If the motif is an avenue, the horizon, the road and the location of the trees are marked. The horizon and the road are most important to me. But tree placement can be changed but it affects my light input in the picture. So I am careful to feel that I am on the same wavelength in my outer self as in my inner self.
This collaboration with myself is most concrete in a bird picture when I have to transfer my sketch from a natural experience to a practical picture. I have no problem with using a good photo that describes the dignity of the species. It is precisely in that drawing processing that my intellectual experience and my gut feeling experience find the species specification.
Choice of material
When I’m done with the drawing preparations, it’s time to find materials. A rather abstract experience. I can honestly say that I don’t know in which color scale or even which fabrics to use. It is important to have a tonnage or several tonnages of fabric. It’s used clothes that I buy at flea markets.
Why do I do it? Well, the colors that the textile has, have been exposed to both light and wear so that after a further number of washes they retain their colors, at least very little shift change occurs.
If I’m going to try to tell you how I choose my fabrics, I can’t. It cannot be done. Not for me. I can only tell you how I think I do and why I do what I do.

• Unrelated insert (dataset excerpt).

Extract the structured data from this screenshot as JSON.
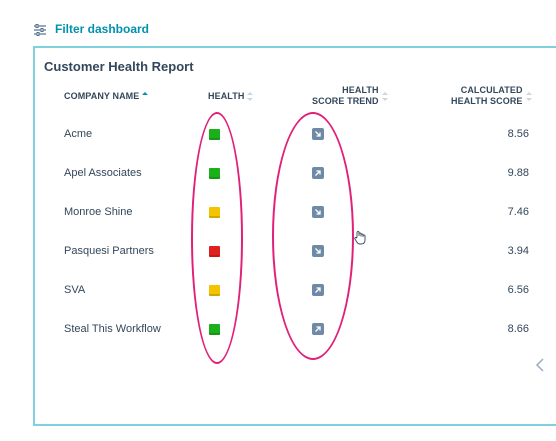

I am an artist who has my origins in nature and thus I choose colors that hold a certain place. A basis for light’s influence on nature experiences. This whole spectrum with the rainbow and all cats are gray in the dark they usually say is very interesting. Unfortunately, it doesn’t help me much in my choice of fabrics.
There is also a point where I choose patterned fabrics. Everything from floral, dotted, checkered to diffuse patterned. It is also structured and of course plain in all shades. But not gray. Gray stops expression in my opinion. It only needs to be a small shade of a different color scale in the gray and it brings life.
The textile is rarely tinted, so I don’t have those possibilities, but have to solve the problem in another way.